【つぶや記】文化通信2020年1月20日付

2020年1月20日

 正月、自転車で無様にひっくり返った。靴先が地面に引っかかり、関節に逆方向の力がかかったまま倒れ込んでいくのをどうすることもできず、加齢による反射神経の衰えを実感。

 

 足先のしびれを抱えつつ、年初から8 つほど出版・新聞にかかわる新春を祝う会合に出席させていただいた。どちらも紙の活字離れ、人材・後継者難、配送・配達コスト増ほか共通の課題を抱え、十数年来、右肩下がりが続いている。近年は、売り上げの減少を食い止めようと、本業以外の収入を模索する動きが活発化しているのも同じ。
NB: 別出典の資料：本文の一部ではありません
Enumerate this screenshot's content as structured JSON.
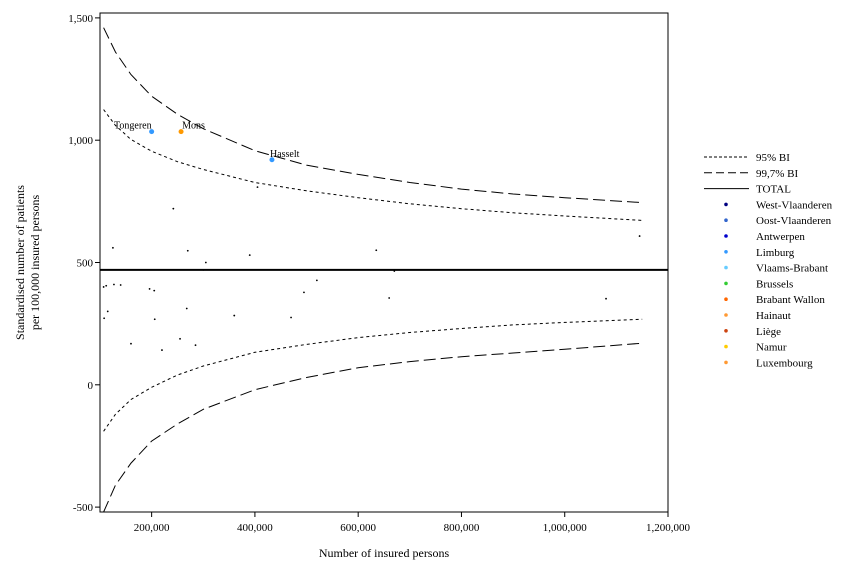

コンビニへの雑誌配達を請け負う新聞販売店も。

 

 経営環境が厳しさを増し、業界の体力低下が進む中、個社・個店だけで荒波を乗り越えるのが難しい時代になってきた。分断ではなく、他業界も含めた融合が必要なのでは。 

櫻井

 


 

 ある友人から昨年末に連絡があった。突然自分の事務所を畳み、実家のある長野県に帰って5 年。久しぶりに福島で集合。音楽家でもあった友人は髭をたくわえ、胸板も厚く、たくましく変貌していた。

 

 何をしてるのかと聞くと地元の造園会社でアルバイトをしながら毎日、自然林や森林を歩きまわり、「無音」の世界を体感してるらしい。森林浴ではないらしい。聞こえてくる風や鳥の鳴き声が作曲に活きてくるのかとも聞いたが、全く違い、もう病みつきで新しい創作には意欲はなく、ただただ森林が発する蠢くような生命体を受け入れて生活していきたいらしい。

 

 とても素晴らしい覚悟をもってるけど、帰り際に「ただ防虫スプレーの消費量は年間でけっこうな金額がいくんだ」えっ!そこは生命体を拒絶するんだ。と、軽く突っ込んだ。